Scroll untuk membaca artikel
Hernawan | Nurillah A.
Multatuli (DocPribadi/nurillah)

Salah satu tokoh tiga serangkai yang selalu dikenalkan semenjak sekolah dasar adalah Douwes Dekker. Selain berjuang bersama Dr. Cipto Mangunkusumo dan Ki Hajar Dewantara melalui Indische Partij, melalui nama pena Multatuli, Douwes Dekker menerbitkan sebuah buku, menguak tindakan korup yang terjadi di Hindia Belanda.

Apabila dilihat secara seksama, buku yang diberi judul Max Havelaar ini cukup mengecoh pembaca.
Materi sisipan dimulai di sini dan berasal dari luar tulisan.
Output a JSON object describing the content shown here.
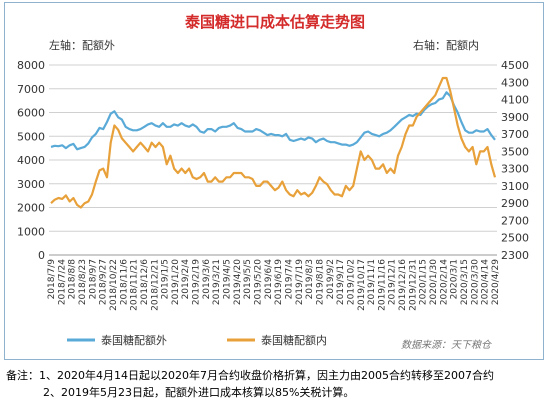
{
  "chart_data": {
    "type": "line",
    "title": "泰国糖进口成本估算走势图",
    "left_axis_label": "左轴：配额外",
    "right_axis_label": "右轴：配额内",
    "y_left": {
      "min": 0,
      "max": 8000,
      "step": 1000,
      "ticks": [
        "0",
        "1000",
        "2000",
        "3000",
        "4000",
        "5000",
        "6000",
        "7000",
        "8000"
      ]
    },
    "y_right": {
      "min": 2300,
      "max": 4500,
      "step": 200,
      "ticks": [
        "2300",
        "2500",
        "2700",
        "2900",
        "3100",
        "3300",
        "3500",
        "3700",
        "3900",
        "4100",
        "4300",
        "4500"
      ]
    },
    "x_ticks": [
      "2018/7/9",
      "2018/7/24",
      "2018/8/8",
      "2018/8/23",
      "2018/9/7",
      "2018/9/27",
      "2018/10/22",
      "2018/11/6",
      "2018/11/21",
      "2018/12/6",
      "2018/12/21",
      "2019/1/5",
      "2019/1/20",
      "2019/2/4",
      "2019/2/19",
      "2019/3/6",
      "2019/3/21",
      "2019/4/5",
      "2019/4/20",
      "2019/5/5",
      "2019/5/20",
      "2019/6/4",
      "2019/6/19",
      "2019/7/4",
      "2019/7/19",
      "2019/8/3",
      "2019/8/18",
      "2019/9/2",
      "2019/9/17",
      "2019/10/2",
      "2019/10/17",
      "2019/11/1",
      "2019/11/16",
      "2019/12/1",
      "2019/12/16",
      "2019/12/31",
      "2020/1/15",
      "2020/1/30",
      "2020/2/14",
      "2020/3/1",
      "2020/3/15",
      "2020/3/30",
      "2020/4/14",
      "2020/4/29"
    ],
    "series": [
      {
        "name": "泰国糖配额外",
        "axis": "left",
        "color": "#5aaad8",
        "values": [
          4550,
          4600,
          4580,
          4620,
          4500,
          4620,
          4680,
          4450,
          4500,
          4550,
          4700,
          4950,
          5100,
          5350,
          5300,
          5600,
          5950,
          6050,
          5800,
          5700,
          5400,
          5300,
          5250,
          5250,
          5300,
          5400,
          5500,
          5550,
          5450,
          5400,
          5550,
          5400,
          5400,
          5500,
          5450,
          5550,
          5450,
          5400,
          5500,
          5400,
          5200,
          5150,
          5300,
          5300,
          5200,
          5350,
          5400,
          5400,
          5450,
          5550,
          5350,
          5300,
          5200,
          5200,
          5200,
          5300,
          5250,
          5150,
          5050,
          5100,
          5050,
          5050,
          5000,
          5100,
          4850,
          4800,
          4850,
          4900,
          4850,
          4950,
          4900,
          4750,
          4850,
          4900,
          4800,
          4750,
          4750,
          4700,
          4650,
          4650,
          4600,
          4650,
          4750,
          4950,
          5150,
          5200,
          5100,
          5050,
          5000,
          5100,
          5150,
          5250,
          5400,
          5550,
          5700,
          5800,
          5900,
          5850,
          5950,
          5900,
          6100,
          6250,
          6350,
          6400,
          6550,
          6600,
          6850,
          6700,
          6300,
          6000,
          5600,
          5250,
          5150,
          5150,
          5250,
          5200,
          5200,
          5300,
          5050,
          4850
        ]
      },
      {
        "name": "泰国糖配额内",
        "axis": "right",
        "color": "#e8a13a",
        "values": [
          2900,
          2940,
          2960,
          2950,
          2990,
          2920,
          2960,
          2880,
          2850,
          2900,
          2920,
          3000,
          3150,
          3280,
          3300,
          3200,
          3600,
          3800,
          3750,
          3650,
          3600,
          3550,
          3500,
          3550,
          3600,
          3550,
          3500,
          3600,
          3550,
          3600,
          3550,
          3350,
          3450,
          3300,
          3250,
          3300,
          3250,
          3300,
          3200,
          3180,
          3200,
          3250,
          3150,
          3150,
          3200,
          3150,
          3150,
          3200,
          3200,
          3250,
          3250,
          3250,
          3200,
          3200,
          3180,
          3100,
          3100,
          3150,
          3150,
          3100,
          3050,
          3080,
          3150,
          3050,
          3000,
          2980,
          3050,
          3000,
          3020,
          2980,
          3020,
          3100,
          3200,
          3150,
          3120,
          3050,
          3000,
          3000,
          2980,
          3100,
          3050,
          3100,
          3300,
          3500,
          3400,
          3450,
          3400,
          3300,
          3300,
          3350,
          3250,
          3300,
          3250,
          3450,
          3550,
          3700,
          3800,
          3800,
          3900,
          3950,
          4000,
          4050,
          4100,
          4150,
          4250,
          4350,
          4350,
          4200,
          4000,
          3800,
          3650,
          3550,
          3500,
          3550,
          3350,
          3500,
          3500,
          3550,
          3350,
          3200
        ]
      }
    ]
  },
  "source": "数据来源：天下粮仓",
  "notes": {
    "line1": "备注：1、2020年4月14日起以2020年7月合约收盘价格折算，因主力由2005合约转移至2007合约",
    "line2": "2、2019年5月23日起，配额外进口成本核算以85%关税计算。"
  },
  "colors": {
    "title": "#d42b2b",
    "frame": "#8fb3cf",
    "grid": "#d0d0d0",
    "axis_text": "#333333"
  }
}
Pasalnya, di awal bab, penulis tidak secara langsung membeberkan pengalamannya di Hindia Belanda. Melainkan menceritakan pertemuan seorang makelar kopi yang bernama Droogstoppel, dengan teman lama yang pernah menyelamatkannya semasa sekolah, yaitu Sjalmaan. 

Meski di awal pertemuan Droogstoppel enggan menerbitkan berkas-berkas tulisan Sjalmaan, makelar kopi yang memiliki pengamatan hipokrit dan kerap melontarkan ucapan yang masuk akal ini akhirnya menyetujui penerbitan buku, baik yang ditulis sendiri oleh Sjalmaan ataupun dokumen-dokumen lainnya.

Naskah Sjalmaan tersebut kemudian ditulis oleh Stern yang menceritakan kedatangan seorang asisten Residen Lebak yang bernama Max Havelaar. Singkat cerita, dalam menjalankan pemerintahannya, Max Havelaar acapkali melihat tindakan sewenang-wenang yang dilakukan Bupati Lebak yang dibiarkan oleh Residen Banten saat itu.

Ternak-ternak yang dimiliki warga seringkali diambil paksa oleh Bupati Lebak. Salah satunya dikisahkan melalui tokoh Saidjah. Anak laki-laki yang kehilangan kerbau yang telah menjadi sahabatnya. “Ayah Saidjah punya kerbau untuk membajak sawah. Ketika kerbau ini dirampas darinya oleh pejabat distrik di Parang Kujang, dia merasa sangat sedih dan tidak mengucapkan sepatah kata pun selama berhari-hari". (Halaman 366)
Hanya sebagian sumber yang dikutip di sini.